03/12/2025 / By Willow Tohi
In a landmark move that signals a shift in the regulatory landscape for cryptocurrencies, the U.S. Office of the Comptroller of the Currency (OCC) announced on March 7 that banks are now permitted to engage in certain cryptocurrency-related activities. This decision reverses a 2021 policy that imposed stricter oversight on banks venturing into the crypto space, marking a significant step toward mainstream adoption of digital assets in the traditional banking system.
The OCC’s latest guidance allows banks to hold cryptocurrency assets, manage reserves for stablecoins and participate in distributed ledger networks without requiring prior approval from regulators. Acting Comptroller of the Currency Rodney E. Hood emphasized that banks must maintain robust risk management controls, akin to those used for traditional banking activities.

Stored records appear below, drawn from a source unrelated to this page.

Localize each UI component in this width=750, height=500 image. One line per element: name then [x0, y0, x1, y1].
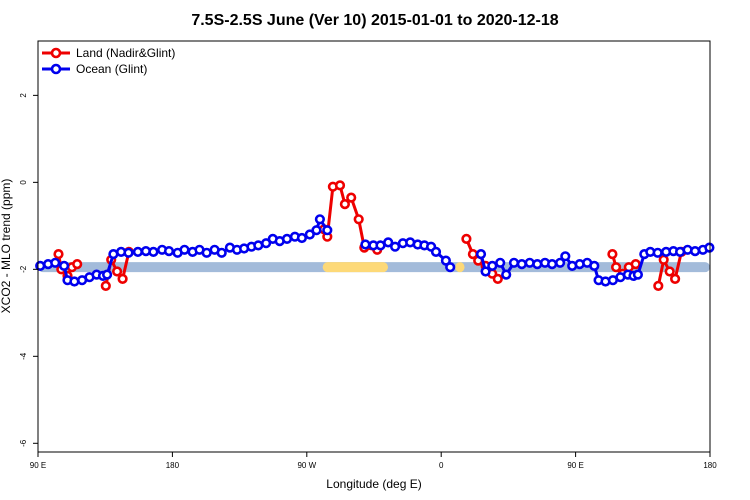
series-1-point-1-0 — [360, 239, 371, 250]
series-1-point-0-20 — [179, 244, 190, 255]
series-1-point-0-5 — [69, 276, 80, 287]
series-0-point-4-1 — [610, 262, 622, 273]
legend-label-0: Land (Nadir&Glint) — [76, 46, 175, 60]
series-0-point-5-1 — [658, 254, 669, 265]
series-1-point-3-0 — [475, 249, 487, 260]
series-1-point-0-25 — [216, 247, 227, 258]
series-0-point-5-3 — [669, 273, 681, 285]
x-axis: 90 E 180 90 W 0 90 E 180 — [30, 452, 717, 470]
series-1-point-0-2 — [50, 257, 61, 268]
x-tick-label-4: 90 E — [567, 461, 583, 470]
series-1-point-3-33 — [704, 242, 715, 253]
series-1-point-1-10 — [430, 246, 442, 257]
x-tick-label-2: 90 W — [297, 461, 316, 470]
series-1-point-3-26 — [652, 247, 663, 258]
series-1-point-3-11 — [554, 257, 566, 268]
series-1-point-1-4 — [390, 241, 401, 252]
series-1-point-0-40 — [322, 225, 333, 236]
series-0-point-1-0 — [100, 280, 111, 292]
series-0-point-2-4 — [339, 199, 351, 210]
y-tick-label-2: -2 — [19, 265, 28, 273]
plot-frame — [37, 40, 711, 453]
legend-label-1: Ocean (Glint) — [76, 62, 147, 76]
series-1-point-0-36 — [296, 232, 308, 244]
series-1-point-0-34 — [281, 233, 293, 244]
series-1-point-3-3 — [495, 257, 506, 268]
legend-marker-0 — [50, 47, 62, 59]
series-1-point-3-7 — [524, 257, 535, 268]
series-1-point-3-6 — [516, 259, 527, 270]
chart-title: 7.5S-2.5S June (Ver 10) 2015-01-01 to 20… — [191, 12, 558, 29]
x-tick-label-5: 180 — [703, 461, 717, 470]
series-0-point-3-5 — [492, 273, 503, 285]
series-1-point-1-3 — [383, 237, 394, 248]
x-tick-label-3: 0 — [439, 461, 444, 470]
series-1-point-0-23 — [201, 247, 212, 258]
series-1-point-0-16 — [148, 246, 159, 257]
series-0-point-3-0 — [461, 233, 472, 244]
series-0-point-0-0 — [53, 249, 64, 260]
series-1-point-0-39 — [314, 214, 326, 225]
legend: Land (Nadir&Glint) Ocean (Glint) — [42, 46, 175, 76]
y-tick-label-0: 2 — [19, 93, 28, 98]
series-0 — [53, 180, 687, 292]
series-1-point-0-31 — [261, 238, 272, 249]
series-1-point-1-11 — [440, 255, 452, 266]
x-tick-label-1: 180 — [166, 461, 180, 470]
series-1-point-0-30 — [253, 240, 264, 251]
series-1-point-0-14 — [132, 246, 143, 257]
series-0-point-4-0 — [607, 249, 618, 260]
series-1-point-2-0 — [445, 262, 456, 273]
series-layer — [35, 180, 715, 292]
y-axis: 2 0 -2 -4 -6 — [19, 93, 38, 447]
land-band-0 — [322, 262, 388, 273]
series-0-point-4-4 — [630, 259, 641, 270]
series-1-point-0-18 — [163, 246, 175, 257]
series-0-point-5-2 — [664, 266, 675, 277]
series-1-point-3-31 — [689, 246, 701, 257]
series-1-point-0-38 — [311, 225, 322, 236]
series-1-point-3-2 — [487, 260, 498, 272]
y-tick-label-1: 0 — [19, 180, 28, 185]
series-0-point-1-3 — [117, 273, 128, 285]
series-0-point-1-2 — [111, 266, 123, 277]
series-1-point-0-10 — [101, 269, 113, 280]
series-1-point-3-5 — [508, 257, 520, 268]
series-0-point-2-5 — [346, 192, 357, 203]
series-1-point-3-4 — [501, 269, 512, 280]
series-1-point-3-10 — [546, 259, 558, 270]
legend-marker-1 — [50, 63, 62, 75]
series-0-point-2-3 — [334, 180, 346, 191]
bands-layer — [38, 262, 710, 273]
y-axis-label: XCO2 - MLO trend (ppm) — [0, 179, 13, 314]
x-tick-label-0: 90 E — [30, 461, 46, 470]
land-band-1 — [455, 262, 465, 273]
series-1-point-3-23 — [632, 269, 644, 280]
series-0-point-5-0 — [653, 280, 664, 292]
series-0-point-0-4 — [72, 259, 83, 270]
x-axis-label: Longitude (deg E) — [326, 477, 421, 491]
series-0-point-2-6 — [353, 214, 364, 225]
y-tick-label-3: -4 — [19, 352, 28, 360]
series-1-point-3-12 — [560, 251, 571, 262]
series-1-point-3-8 — [532, 259, 543, 270]
series-1-point-0-37 — [304, 229, 315, 240]
series-1 — [35, 214, 715, 287]
y-tick-label-4: -6 — [19, 439, 28, 447]
series-1-point-0-3 — [58, 260, 70, 272]
series-1-point-0-13 — [123, 247, 134, 258]
series-1-point-3-16 — [589, 260, 600, 272]
series-1-point-3-1 — [480, 266, 491, 277]
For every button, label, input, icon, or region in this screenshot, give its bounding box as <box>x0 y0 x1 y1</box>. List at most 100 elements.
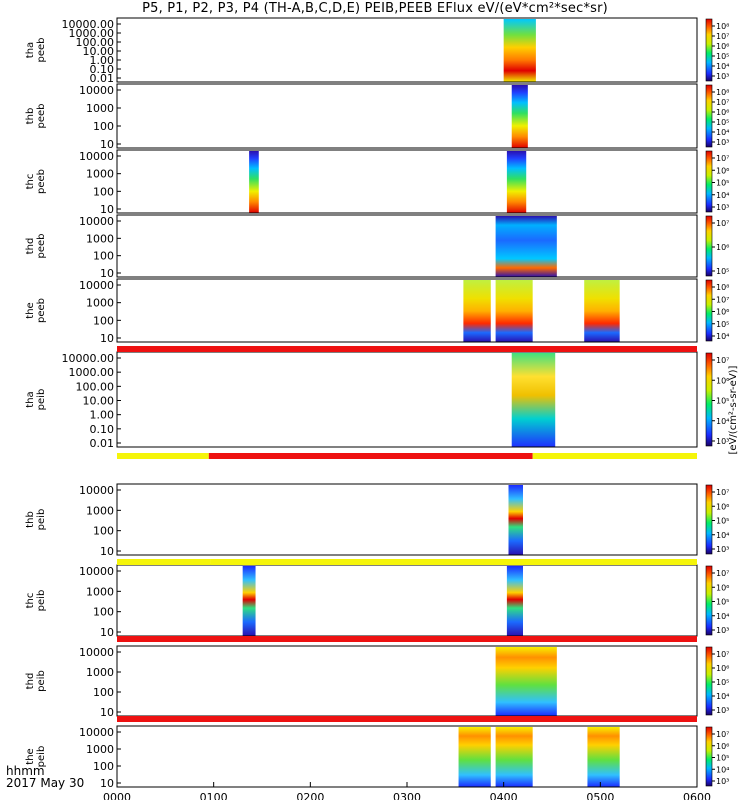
colorbar-tick-label: 10⁶ <box>716 664 729 673</box>
colorbar-tick-label: 10⁵ <box>716 517 729 526</box>
y-tick-label: 10000 <box>79 84 114 97</box>
status-bar-segment-1-1 <box>117 346 697 352</box>
colorbar-tick-label: 10⁶ <box>716 502 729 511</box>
panel-product-label: peeb <box>36 298 47 323</box>
colorbar-tha-peib <box>705 352 713 447</box>
spectrogram-block-the-peib-1 <box>458 727 491 787</box>
status-bar-segment-2-1 <box>117 453 209 459</box>
colorbar-tick-label: 10⁷ <box>716 569 729 578</box>
y-tick-label: 100 <box>93 120 114 133</box>
date-label: 2017 May 30 <box>6 776 85 790</box>
panel-product-label: peeb <box>36 169 47 194</box>
spectrogram-block-the-peib-2 <box>495 727 533 787</box>
panel-frame-thd-peeb <box>116 214 698 278</box>
y-tick-label: 100 <box>93 250 114 263</box>
colorbar-tick-label: 10⁵ <box>716 754 729 763</box>
colorbar-tick-label: 10⁷ <box>716 295 729 304</box>
colorbar-tick-label: 10⁵ <box>716 598 729 607</box>
panel-product-label: peib <box>36 389 47 411</box>
panel-probe-label: the <box>25 302 36 318</box>
y-tick-label: 10 <box>100 138 114 151</box>
colorbar-tick-label: 10⁵ <box>716 52 729 61</box>
y-tick-label: 100 <box>93 606 114 619</box>
spectrogram-block-tha-peib-1 <box>511 353 556 447</box>
spectrogram-block-thc-peib-1 <box>242 566 256 636</box>
y-tick-label: 100.00 <box>76 36 115 49</box>
y-tick-label: 1000 <box>86 297 114 310</box>
y-tick-label: 10 <box>100 203 114 216</box>
panel-frame-thb-peib <box>116 483 698 556</box>
colorbar-thc-peib <box>705 565 713 636</box>
y-tick-label: 10 <box>100 267 114 280</box>
colorbar-thc-peeb <box>705 150 713 213</box>
y-tick-label: 10 <box>100 626 114 639</box>
spectrogram-block-the-peib-3 <box>587 727 620 787</box>
panel-probe-label: tha <box>25 42 36 58</box>
colorbar-tick-label: 10⁴ <box>716 62 729 71</box>
x-tick-label: 0600 <box>683 791 711 800</box>
colorbar-tick-label: 10⁴ <box>716 128 729 137</box>
y-tick-label: 100 <box>93 525 114 538</box>
colorbar-tick-label: 10⁵ <box>716 179 729 188</box>
x-tick-label: 0500 <box>586 791 614 800</box>
y-tick-label: 1.00 <box>90 409 115 422</box>
status-bar-segment-2-3 <box>532 453 697 459</box>
colorbar-tick-label: 10³ <box>716 777 729 786</box>
spectrogram-block-thd-peeb-1 <box>495 216 557 277</box>
spectrogram-block-the-peeb-3 <box>584 280 620 342</box>
colorbar-tick-label: 10⁷ <box>716 730 729 739</box>
colorbar-tick-label: 10⁷ <box>716 650 729 659</box>
status-bar-segment-3-1 <box>117 559 211 565</box>
y-tick-label: 1000 <box>86 743 114 756</box>
colorbar-tick-label: 10⁶ <box>716 308 729 317</box>
colorbar-the-peib <box>705 726 713 787</box>
colorbar-tick-label: 10⁴ <box>716 191 729 200</box>
y-tick-label: 10000 <box>79 279 114 292</box>
y-tick-label: 1000 <box>86 168 114 181</box>
panel-probe-label: thb <box>25 108 36 125</box>
spectrogram-block-thc-peeb-1 <box>249 151 259 213</box>
colorbar-tick-label: 10⁶ <box>716 166 729 175</box>
colorbar-tick-label: 10³ <box>716 626 729 635</box>
y-tick-label: 0.10 <box>90 423 115 436</box>
colorbar-tick-label: 10⁵ <box>716 118 729 127</box>
colorbar-tick-label: 10⁶ <box>716 108 729 117</box>
panel-probe-label: tha <box>25 391 36 407</box>
x-tick-label: 0000 <box>103 791 131 800</box>
y-tick-label: 0.10 <box>90 63 115 76</box>
colorbar-tick-label: 10⁷ <box>716 32 729 41</box>
spectrogram-block-thc-peeb-2 <box>506 151 527 213</box>
x-tick-label: 0200 <box>296 791 324 800</box>
colorbar-thb-peib <box>705 484 713 555</box>
colorbar-tick-label: 10⁷ <box>716 98 729 107</box>
spectrogram-block-the-peeb-1 <box>463 280 491 342</box>
panel-product-label: peeb <box>36 38 47 63</box>
colorbar-tick-label: 10³ <box>716 437 729 446</box>
y-tick-label: 0.01 <box>90 72 115 85</box>
colorbar-thd-peib <box>705 646 713 716</box>
y-tick-label: 10000 <box>79 484 114 497</box>
panel-probe-label: the <box>25 748 36 764</box>
spectrogram-block-tha-peeb-1 <box>503 19 536 82</box>
y-tick-label: 1.00 <box>90 54 115 67</box>
colorbar-thd-peeb <box>705 215 713 277</box>
colorbar-tick-label: 10⁸ <box>716 88 729 97</box>
y-tick-label: 1000 <box>86 504 114 517</box>
panel-probe-label: thd <box>25 673 36 690</box>
y-tick-label: 10000 <box>79 150 114 163</box>
colorbar-tick-label: 10⁶ <box>716 742 729 751</box>
y-tick-label: 10000 <box>79 565 114 578</box>
colorbar-tick-label: 10⁴ <box>716 531 729 540</box>
colorbar-tick-label: 10³ <box>716 72 729 81</box>
colorbar-tick-label: 10⁸ <box>716 283 729 292</box>
colorbar-tick-label: 10⁴ <box>716 332 729 341</box>
y-tick-label: 100.00 <box>76 380 115 393</box>
panel-frame-thb-peeb <box>116 83 698 149</box>
colorbar-tick-label: 10⁷ <box>716 488 729 497</box>
colorbar-tick-label: 10⁴ <box>716 612 729 621</box>
y-tick-label: 100 <box>93 686 114 699</box>
panel-product-label: peeb <box>36 104 47 129</box>
colorbar-tick-label: 10⁶ <box>716 42 729 51</box>
status-bar-segment-2-2 <box>208 453 533 459</box>
x-axis-label: hhmm <box>6 764 45 778</box>
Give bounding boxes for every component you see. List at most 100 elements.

“The OCC expects banks to have the same strong risk management controls in place to support novel bank activities as they do for traditional ones,” Hood stated. “Today’s action will reduce the burden on banks to engage in crypto-related activities and ensure that these bank activities are treated consistently by the OCC, regardless of the underlying technology.”
The OCC’s decision to rescind its 2021 policy is a pivotal moment for the banking sector. That year, the regulator had mandated that banks notify their supervisory offices and obtain approval before engaging in crypto-related activities. Supervisors were required to evaluate a bank’s systems to ensure they could safely conduct such activities.
This cautious approach reflected broader regulatory concerns about the volatility and risks associated with cryptocurrencies. In 2023, the OCC, alongside the Federal Reserve and the Federal Deposit Insurance Corp. (FDIC), issued a joint statement warning banks about the risks posed by crypto-asset market vulnerabilities, including liquidity concerns.
However, the OCC’s latest move signals a departure from this stance, aligning with the growing acceptance of cryptocurrencies as a legitimate financial asset class.
The OCC’s evolving stance on cryptocurrencies has been a rollercoaster ride. In 2020, under the Trump administration, the regulator issued a series of interpretive letters that opened the door for banks to provide services to crypto firms, hold reserves for stablecoin issuers and use blockchain technology for payment activities. These actions were seen as a nod to the burgeoning crypto industry.
However, the regulatory environment shifted in 2021, when the OCC introduced stricter oversight, requiring banks to demonstrate they could manage crypto activities in a “safe and sound manner.” This move was met with criticism from the crypto community, which argued that excessive regulation stifled innovation.
The Biden administration further complicated matters by maintaining a cautious approach, with the OCC rescinding some of its earlier pro-crypto guidance. The latest announcement, however, suggests a renewed willingness to embrace the potential of digital assets while ensuring robust oversight.
The OCC’s decision is expected to have far-reaching implications for the banking industry. By allowing banks to hold crypto assets and manage stablecoin reserves, the regulator is effectively bridging the gap between traditional finance and the crypto ecosystem.
Stablecoins, which are cryptocurrencies pegged to stable assets like the U.S. dollar, have gained traction as a reliable medium for transactions and remittances. The OCC’s endorsement of stablecoin activities could pave the way for greater integration of these digital assets into the mainstream financial system.
Moreover, the ability to participate in distributed ledger networks — the technology underpinning cryptocurrencies — could enable banks to streamline payment processes, reduce transaction costs and enhance transparency.
The OCC’s announcement comes amid a broader trend of increasing acceptance of cryptocurrencies. President Donald Trump, a vocal advocate for digital assets, recently signed an executive order establishing a strategic bitcoin reserve. The reserve will reportedly be funded using bitcoin seized from criminals, a move that underscores the growing recognition of bitcoin as a store of value akin to gold.
The OCC’s decision also aligns with global efforts to regulate and integrate cryptocurrencies into the financial system. Countries like Switzerland, Singapore and Japan have already implemented frameworks to support crypto innovation while mitigating risks.
While the OCC’s latest guidance is a positive development for the crypto industry, challenges remain. Cryptocurrencies are still highly volatile, and regulatory clarity is needed to address concerns about fraud, money laundering and consumer protection.
The OCC’s decision to withdraw from joint statements on crypto risks with the Federal Reserve and FDIC raises questions about the consistency of regulatory oversight across agencies. Critics argue that a fragmented approach could undermine efforts to create a cohesive regulatory framework for digital assets.
The OCC’s reversal of its 2021 policy marks a significant milestone in the evolution of cryptocurrency regulation. By allowing banks to engage in crypto-related activities, the regulator is fostering innovation while emphasizing the importance of robust risk management.
As the crypto industry continues to mature, the OCC’s decision could serve as a catalyst for greater collaboration between traditional financial institutions and the digital asset ecosystem. However, achieving a balance between innovation and regulation will remain a key challenge for policymakers in the years to come.
For now, the message is clear: Cryptocurrencies are no longer on the fringes of finance — they are becoming an integral part of the banking system.